Listen to me awkwardly stumble
through the Nationals preview on MVN’s the pitch.
http://mvn.com/thepitch/2008/02/21/2008-mlb-season-preview-washington-nationals/
If you get through my stumbling, rambling first response, good for you.
Listen as I say Shawn Hill was on the Cubs (I saw red and blue, yet I couldn’t remember the Expos name. From there I think I confused him with Rich Hill. Ouch.)
I’m my usual downplayer of the season, and for some reason Felipe Lopez takes a beating. Starts about at the 8 minutes mark - roughly 15 minutes long, with a 6-7 minute intro by the hosts who are entirely reasonable about the team, so I’d say listen to the whole thing.






3 Responses to “Listen to me awkwardly stumble”
February 22nd, 2008 at 2:42 pm
To be fair, I know the owner of only a handful other teams. Well now that I think about it maybe 3/4 of the league, but still that leaves a bunch of teams. LoDuca…eh it’s a mistake. It happens, I corrected them (though not completely accurately since the presser was 2-3 days before the Mitchell Report not “the day before”).
And I’m not sure what you mean by “why they moved the team from Montreal to DC in the first place” I didn’t hear anything out of line in regards to baseball in DC. There were a couple things that I would have mentioned (market size, income) but they were just scratching the topic.
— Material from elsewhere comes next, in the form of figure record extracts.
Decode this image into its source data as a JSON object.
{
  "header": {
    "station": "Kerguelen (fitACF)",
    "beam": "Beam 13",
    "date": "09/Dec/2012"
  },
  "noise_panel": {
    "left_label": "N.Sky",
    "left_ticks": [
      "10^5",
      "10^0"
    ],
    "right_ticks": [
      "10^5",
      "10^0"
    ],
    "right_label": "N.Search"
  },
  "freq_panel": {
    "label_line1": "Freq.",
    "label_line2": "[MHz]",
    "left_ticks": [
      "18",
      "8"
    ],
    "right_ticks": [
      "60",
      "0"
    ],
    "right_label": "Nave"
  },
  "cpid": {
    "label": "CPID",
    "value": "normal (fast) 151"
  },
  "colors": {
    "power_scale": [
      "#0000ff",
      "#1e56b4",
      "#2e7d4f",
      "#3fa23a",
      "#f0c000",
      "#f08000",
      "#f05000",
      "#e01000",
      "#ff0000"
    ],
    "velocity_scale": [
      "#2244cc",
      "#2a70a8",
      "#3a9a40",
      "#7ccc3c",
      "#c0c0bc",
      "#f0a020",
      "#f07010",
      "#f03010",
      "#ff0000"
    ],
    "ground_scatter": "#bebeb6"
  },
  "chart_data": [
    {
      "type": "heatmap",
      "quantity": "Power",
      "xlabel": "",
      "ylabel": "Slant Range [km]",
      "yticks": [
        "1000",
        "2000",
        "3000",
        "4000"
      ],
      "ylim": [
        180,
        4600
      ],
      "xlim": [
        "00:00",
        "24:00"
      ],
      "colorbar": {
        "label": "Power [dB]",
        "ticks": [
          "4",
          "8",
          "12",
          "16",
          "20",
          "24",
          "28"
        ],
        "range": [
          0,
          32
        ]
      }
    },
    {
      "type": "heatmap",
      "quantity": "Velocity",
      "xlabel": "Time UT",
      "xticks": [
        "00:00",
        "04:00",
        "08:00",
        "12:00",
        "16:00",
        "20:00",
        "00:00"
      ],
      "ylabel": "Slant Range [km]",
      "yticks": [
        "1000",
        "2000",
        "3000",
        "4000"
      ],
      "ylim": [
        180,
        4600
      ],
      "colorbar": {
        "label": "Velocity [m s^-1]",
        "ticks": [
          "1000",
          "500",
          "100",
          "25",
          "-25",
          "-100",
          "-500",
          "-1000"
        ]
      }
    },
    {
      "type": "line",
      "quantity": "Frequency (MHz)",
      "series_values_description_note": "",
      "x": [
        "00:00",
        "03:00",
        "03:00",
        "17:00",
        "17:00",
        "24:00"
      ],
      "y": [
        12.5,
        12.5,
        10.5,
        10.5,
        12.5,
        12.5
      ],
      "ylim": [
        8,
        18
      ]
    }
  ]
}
Honestly, I’m interested in what your issue is here.
It was a season preview and in that respect I think they were defintitely reasonable - the team is getting set up well, taking some chances, won’t be awful but isn’t going to be a contender. Fair.
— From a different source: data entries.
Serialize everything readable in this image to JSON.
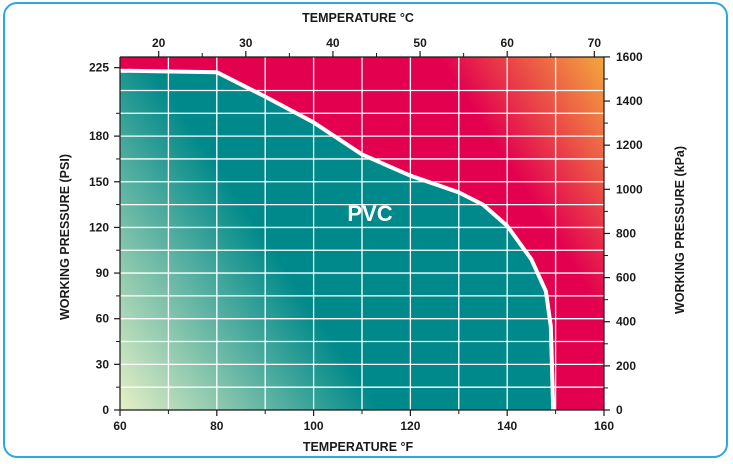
{
  "chart_data": {
    "type": "area",
    "title": "",
    "series": [
      {
        "name": "PVC",
        "x": [
          60,
          80,
          90,
          100,
          110,
          120,
          130,
          135,
          140,
          145,
          148,
          149,
          149.5
        ],
        "y": [
          223,
          222,
          206,
          189,
          168,
          154,
          143,
          135,
          121,
          99,
          78,
          55,
          0
        ]
      }
    ],
    "x_bottom": {
      "label": "TEMPERATURE °F",
      "range": [
        60,
        160
      ],
      "ticks": [
        "60",
        "80",
        "100",
        "120",
        "140",
        "160"
      ]
    },
    "x_top": {
      "label": "TEMPERATURE °C",
      "range": [
        15.56,
        71.11
      ],
      "ticks": [
        "20",
        "30",
        "40",
        "50",
        "60",
        "70"
      ]
    },
    "y_left": {
      "label": "WORKING PRESSURE (PSI)",
      "range": [
        0,
        232
      ],
      "ticks": [
        "0",
        "30",
        "60",
        "90",
        "120",
        "150",
        "180",
        "225"
      ]
    },
    "y_right": {
      "label": "WORKING PRESSURE (kPa)",
      "range": [
        0,
        1599.6
      ],
      "ticks": [
        "0",
        "200",
        "400",
        "600",
        "800",
        "1000",
        "1200",
        "1400",
        "1600"
      ]
    },
    "grid": true,
    "legend": "none",
    "colors": {
      "safe_region": "#00898a",
      "unsafe_region": "#e3004f",
      "hot_corner": "#f7c83a",
      "cool_corner": "#e6f0c6",
      "curve": "#ffffff",
      "frame": "#2aa8df"
    }
  }
}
February 22nd, 2008 at 4:03 pm
I certainly see your point and agree, at least when it comes to LoDuca. If you are going to make his post-Mitchell report hiring the selling point of a topic/question, you should have the facts down. The rest though - that’s what happens when banter goes awry.
February 22nd, 2008 at 5:03 pm
Exactly. Halfway through #2 I called the team the Washington Congressionals. In #3 Basil started talking about Dmirti Young using statistics for the game of Rounders.